Pete McKell (Michael Vartan) is an American travel writer getting a taste of the sights and sounds of Outback Australia - and also getting the taste of a fly in his coffee thanks to the barman overhearing him say his service is terrible when he's on his phone. After disposing of the coffee, Pete makes his way to the dock of the local river tours and joins his fellow tourists on the boat captained by Kate Ryan (Radha Mitchell) who will be guiding them on their pleasure ride. It promises to be a picturesque journey, but what they don't bank on is the wildlife; Kate gives them the lecture on crocodiles, not knowing how relevant this will be...
If there's one thing that Rogue did right it was get permission to shoot in some of the most beautiful scenery Australia had to offer, with the photography of Will Gibson, whose final film this sadly was, doing his nation proud. There's something exquisitely mysterious about the Outback that films made there apparently effortlessly capture, and this film was no exception, taking in scenery that no other movie had ever viewed before. So that was a plus, but what of the rest of it? As a follow up to writer and director Greg Mclean's worldwide hit Wolf Creek one might expect this offering to be similarly brutal, yet is was a disappointment financially, suggesting it did not go far enough.
The main issue that emerges from Rogue is that it's simply too generic, with its flown-in American guest star and unremarkable suspense sequences. It could be any TV premiere horror movie were it not for the sheen of its photography with its monster of the week villain who does not appear until the film is around a third over. That initial half hour is intended to build up tension, with a couple of yahoos zooming up in their speedboat (one of them played by Sam Worthington) and a minor standoff with the passengers which ends when Worthington's Neil falls in the water. Mclean does well to sketch in the tourists' personalities here, but they all pretty much act as you would expect when the croc strikes.
What happens is that on the way back from their sightseeing trip they notice a distress flare on one part of the river which branches off into an area where they are not usually allowed to take tourists: well, their alarm bells should have started ringing right there. But they don't, and amid some grumbling Kate decides to head off in the direction of the flare to see if they can help, leaving them eventually stranded when the boat is hit by an unseen creature that might just be the giant monster of the title. OK, it definitely is the giant monster of the title, and now it has the passengers in its territory, it's not going to let them go without a fight - this is a big crocodile, and it takes a lot to feed it.

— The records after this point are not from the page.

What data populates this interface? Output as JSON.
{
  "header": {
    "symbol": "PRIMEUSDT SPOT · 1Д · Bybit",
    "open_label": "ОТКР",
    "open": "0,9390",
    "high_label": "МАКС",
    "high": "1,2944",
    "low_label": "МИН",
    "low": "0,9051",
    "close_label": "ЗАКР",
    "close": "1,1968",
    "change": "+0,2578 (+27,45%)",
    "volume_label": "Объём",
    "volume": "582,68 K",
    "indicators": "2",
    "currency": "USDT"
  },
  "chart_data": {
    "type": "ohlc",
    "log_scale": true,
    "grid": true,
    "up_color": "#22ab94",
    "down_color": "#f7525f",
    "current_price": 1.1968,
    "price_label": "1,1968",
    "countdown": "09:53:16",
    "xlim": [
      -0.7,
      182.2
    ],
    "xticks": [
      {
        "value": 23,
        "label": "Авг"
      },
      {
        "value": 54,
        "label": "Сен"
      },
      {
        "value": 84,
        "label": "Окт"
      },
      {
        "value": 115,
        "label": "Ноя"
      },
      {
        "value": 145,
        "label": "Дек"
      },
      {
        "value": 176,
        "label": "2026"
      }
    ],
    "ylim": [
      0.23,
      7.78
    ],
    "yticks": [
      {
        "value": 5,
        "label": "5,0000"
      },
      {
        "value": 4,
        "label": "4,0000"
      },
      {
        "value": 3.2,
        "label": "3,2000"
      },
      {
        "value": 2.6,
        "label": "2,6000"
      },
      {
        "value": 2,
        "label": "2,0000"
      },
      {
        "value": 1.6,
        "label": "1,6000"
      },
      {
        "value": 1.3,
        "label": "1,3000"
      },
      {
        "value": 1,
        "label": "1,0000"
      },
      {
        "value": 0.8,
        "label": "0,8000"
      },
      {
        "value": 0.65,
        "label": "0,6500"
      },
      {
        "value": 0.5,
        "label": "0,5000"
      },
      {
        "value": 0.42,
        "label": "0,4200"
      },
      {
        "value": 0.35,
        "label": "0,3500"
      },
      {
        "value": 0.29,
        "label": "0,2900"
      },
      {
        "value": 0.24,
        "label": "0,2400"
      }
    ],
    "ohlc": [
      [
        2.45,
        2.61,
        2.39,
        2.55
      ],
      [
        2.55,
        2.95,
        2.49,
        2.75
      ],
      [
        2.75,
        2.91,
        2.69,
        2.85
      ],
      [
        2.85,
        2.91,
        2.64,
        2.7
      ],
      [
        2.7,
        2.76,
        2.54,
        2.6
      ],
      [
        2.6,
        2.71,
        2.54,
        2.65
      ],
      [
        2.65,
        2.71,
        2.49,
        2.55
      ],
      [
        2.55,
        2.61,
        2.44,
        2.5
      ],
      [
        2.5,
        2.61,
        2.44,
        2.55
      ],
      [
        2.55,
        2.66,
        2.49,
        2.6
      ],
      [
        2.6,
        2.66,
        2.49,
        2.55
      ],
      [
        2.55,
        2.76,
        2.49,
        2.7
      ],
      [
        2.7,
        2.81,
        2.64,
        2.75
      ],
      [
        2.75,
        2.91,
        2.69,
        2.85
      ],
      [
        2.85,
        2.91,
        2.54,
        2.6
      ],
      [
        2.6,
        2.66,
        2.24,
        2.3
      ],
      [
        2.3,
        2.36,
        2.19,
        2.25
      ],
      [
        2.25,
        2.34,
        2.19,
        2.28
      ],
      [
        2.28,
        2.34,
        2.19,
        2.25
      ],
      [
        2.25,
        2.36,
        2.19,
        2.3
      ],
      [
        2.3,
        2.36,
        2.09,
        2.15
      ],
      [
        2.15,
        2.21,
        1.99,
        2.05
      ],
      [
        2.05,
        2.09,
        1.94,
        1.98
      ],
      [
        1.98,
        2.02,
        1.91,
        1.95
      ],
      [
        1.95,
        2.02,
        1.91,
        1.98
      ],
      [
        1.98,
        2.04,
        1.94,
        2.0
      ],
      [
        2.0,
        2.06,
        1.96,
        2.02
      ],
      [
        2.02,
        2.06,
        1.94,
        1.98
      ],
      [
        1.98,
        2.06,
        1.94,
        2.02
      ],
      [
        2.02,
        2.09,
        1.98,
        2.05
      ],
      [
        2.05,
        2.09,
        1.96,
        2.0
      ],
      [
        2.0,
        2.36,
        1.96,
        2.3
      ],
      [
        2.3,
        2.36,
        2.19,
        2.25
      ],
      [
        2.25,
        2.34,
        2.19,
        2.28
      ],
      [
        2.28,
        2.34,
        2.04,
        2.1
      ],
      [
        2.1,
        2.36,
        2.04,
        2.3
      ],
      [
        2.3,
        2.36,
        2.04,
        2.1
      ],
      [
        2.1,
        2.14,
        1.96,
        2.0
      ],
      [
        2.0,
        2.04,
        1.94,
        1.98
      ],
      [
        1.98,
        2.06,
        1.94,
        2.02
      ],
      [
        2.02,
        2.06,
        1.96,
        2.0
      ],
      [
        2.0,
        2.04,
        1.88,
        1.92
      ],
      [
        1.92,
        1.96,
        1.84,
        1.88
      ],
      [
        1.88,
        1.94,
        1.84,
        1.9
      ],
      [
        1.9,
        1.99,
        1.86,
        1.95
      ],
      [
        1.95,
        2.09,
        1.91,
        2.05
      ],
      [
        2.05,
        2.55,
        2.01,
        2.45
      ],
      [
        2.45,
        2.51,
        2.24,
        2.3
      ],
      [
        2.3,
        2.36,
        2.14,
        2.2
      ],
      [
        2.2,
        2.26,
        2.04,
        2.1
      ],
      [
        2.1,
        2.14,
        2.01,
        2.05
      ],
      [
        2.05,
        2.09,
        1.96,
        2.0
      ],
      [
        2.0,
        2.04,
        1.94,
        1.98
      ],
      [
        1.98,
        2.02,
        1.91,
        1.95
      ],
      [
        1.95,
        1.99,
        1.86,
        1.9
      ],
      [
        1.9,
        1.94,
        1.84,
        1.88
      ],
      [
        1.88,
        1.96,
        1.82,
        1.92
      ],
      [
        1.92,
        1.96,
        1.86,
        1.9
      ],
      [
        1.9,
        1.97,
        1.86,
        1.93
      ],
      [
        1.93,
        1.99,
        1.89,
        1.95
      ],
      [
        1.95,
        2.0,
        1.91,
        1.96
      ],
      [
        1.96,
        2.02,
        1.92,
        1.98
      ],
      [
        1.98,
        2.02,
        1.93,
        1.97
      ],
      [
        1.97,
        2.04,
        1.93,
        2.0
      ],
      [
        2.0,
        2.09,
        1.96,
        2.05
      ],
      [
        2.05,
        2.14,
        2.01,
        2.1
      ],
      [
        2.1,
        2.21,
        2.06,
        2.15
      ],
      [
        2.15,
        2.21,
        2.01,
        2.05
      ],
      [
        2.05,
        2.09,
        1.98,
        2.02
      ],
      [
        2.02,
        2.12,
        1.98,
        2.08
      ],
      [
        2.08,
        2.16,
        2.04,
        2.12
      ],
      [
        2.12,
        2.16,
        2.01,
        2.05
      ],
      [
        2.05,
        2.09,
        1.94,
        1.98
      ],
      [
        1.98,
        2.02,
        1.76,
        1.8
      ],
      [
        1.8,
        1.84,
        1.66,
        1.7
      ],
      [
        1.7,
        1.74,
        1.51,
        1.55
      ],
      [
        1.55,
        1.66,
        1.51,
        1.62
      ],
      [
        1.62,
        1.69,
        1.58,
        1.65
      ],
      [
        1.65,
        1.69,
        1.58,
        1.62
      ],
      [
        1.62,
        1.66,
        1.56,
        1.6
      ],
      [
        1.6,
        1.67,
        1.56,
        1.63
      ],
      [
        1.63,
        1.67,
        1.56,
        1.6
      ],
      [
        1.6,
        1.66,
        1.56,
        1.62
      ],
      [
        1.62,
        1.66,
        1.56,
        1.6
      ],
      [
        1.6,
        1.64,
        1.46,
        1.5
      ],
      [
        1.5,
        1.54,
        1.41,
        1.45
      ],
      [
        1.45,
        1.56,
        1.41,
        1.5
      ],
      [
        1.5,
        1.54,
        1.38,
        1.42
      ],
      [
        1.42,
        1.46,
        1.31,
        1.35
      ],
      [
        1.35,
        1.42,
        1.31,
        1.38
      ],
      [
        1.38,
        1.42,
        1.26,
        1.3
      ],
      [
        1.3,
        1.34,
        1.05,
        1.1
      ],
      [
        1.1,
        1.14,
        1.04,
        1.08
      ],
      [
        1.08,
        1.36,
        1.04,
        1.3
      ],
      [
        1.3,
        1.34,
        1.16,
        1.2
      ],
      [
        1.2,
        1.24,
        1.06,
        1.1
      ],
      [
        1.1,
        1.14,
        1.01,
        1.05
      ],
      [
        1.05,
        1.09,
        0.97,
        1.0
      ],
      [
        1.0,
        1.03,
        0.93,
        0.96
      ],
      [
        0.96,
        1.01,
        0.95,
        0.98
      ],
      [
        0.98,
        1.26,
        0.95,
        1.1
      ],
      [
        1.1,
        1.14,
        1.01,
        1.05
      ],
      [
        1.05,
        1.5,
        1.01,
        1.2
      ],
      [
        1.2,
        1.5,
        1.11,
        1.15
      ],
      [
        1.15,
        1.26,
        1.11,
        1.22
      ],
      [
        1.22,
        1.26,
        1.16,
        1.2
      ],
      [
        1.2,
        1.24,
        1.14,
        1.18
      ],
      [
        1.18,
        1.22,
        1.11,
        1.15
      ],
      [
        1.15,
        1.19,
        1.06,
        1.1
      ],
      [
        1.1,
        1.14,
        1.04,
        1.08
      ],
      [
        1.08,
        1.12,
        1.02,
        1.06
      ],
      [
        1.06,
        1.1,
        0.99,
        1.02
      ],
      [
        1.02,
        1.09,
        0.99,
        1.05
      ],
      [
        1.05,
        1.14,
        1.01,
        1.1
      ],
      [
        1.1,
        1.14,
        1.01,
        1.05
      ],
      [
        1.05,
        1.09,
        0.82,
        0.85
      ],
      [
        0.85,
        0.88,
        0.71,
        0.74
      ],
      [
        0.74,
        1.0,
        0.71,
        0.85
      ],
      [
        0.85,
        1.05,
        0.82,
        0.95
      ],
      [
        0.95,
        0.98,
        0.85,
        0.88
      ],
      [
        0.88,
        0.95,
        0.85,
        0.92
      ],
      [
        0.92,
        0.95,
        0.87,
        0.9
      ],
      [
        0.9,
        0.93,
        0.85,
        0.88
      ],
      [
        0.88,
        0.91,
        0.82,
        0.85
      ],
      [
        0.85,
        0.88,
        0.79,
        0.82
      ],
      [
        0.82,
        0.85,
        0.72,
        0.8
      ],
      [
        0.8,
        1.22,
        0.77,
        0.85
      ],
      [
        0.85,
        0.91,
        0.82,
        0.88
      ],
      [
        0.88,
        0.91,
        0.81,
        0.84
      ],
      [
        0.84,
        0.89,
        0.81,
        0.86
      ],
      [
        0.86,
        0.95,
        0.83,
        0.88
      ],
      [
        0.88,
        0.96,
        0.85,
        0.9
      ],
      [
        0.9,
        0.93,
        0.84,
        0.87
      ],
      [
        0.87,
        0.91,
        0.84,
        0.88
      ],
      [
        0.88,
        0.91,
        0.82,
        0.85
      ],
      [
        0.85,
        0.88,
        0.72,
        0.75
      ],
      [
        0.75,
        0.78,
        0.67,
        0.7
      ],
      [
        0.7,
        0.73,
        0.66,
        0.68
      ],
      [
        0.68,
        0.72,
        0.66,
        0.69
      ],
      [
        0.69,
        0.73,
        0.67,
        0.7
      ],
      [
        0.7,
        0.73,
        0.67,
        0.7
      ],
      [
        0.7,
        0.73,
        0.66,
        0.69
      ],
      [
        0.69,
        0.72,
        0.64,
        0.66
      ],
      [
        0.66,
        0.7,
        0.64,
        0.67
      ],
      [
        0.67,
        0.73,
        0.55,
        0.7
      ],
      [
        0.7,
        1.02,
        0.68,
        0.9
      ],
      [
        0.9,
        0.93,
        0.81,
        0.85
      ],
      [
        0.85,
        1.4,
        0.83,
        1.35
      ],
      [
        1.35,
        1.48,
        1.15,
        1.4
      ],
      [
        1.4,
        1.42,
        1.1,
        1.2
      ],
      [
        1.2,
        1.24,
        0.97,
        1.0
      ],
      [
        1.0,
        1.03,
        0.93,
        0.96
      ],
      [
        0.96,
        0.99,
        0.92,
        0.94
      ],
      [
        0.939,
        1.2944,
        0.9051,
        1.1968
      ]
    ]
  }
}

It might appear we're in serial murder territory too, as the reptile picks off the hapless humans one by one, but really this was a throwback to those revenge of nature movies that the seventies produced; after all, Australia came up with quite a few of them too. The message is that by being so trivial about the landscape as to want to go sightseeing there without proving their worth by truly engaging with it, the tourists are being punished, and Mclean generates some mileage out of the way the big meat eater is far more powerful than any of them, as a representative of the country which plans to overwhelm them. While it's playing out this scenario there's little the film does that's egregiously wrong, it's simply that it presents little that is new apart from an excellent animatronic creature, and it's the kind of film you're likely to forget you've ever seen a few months down the line. Music by Frank Tetaz (listen for the apt choice of song over the end credits).
[Icon's Region 2 DVD has a documentary, director commentary, a making of and more as extras.]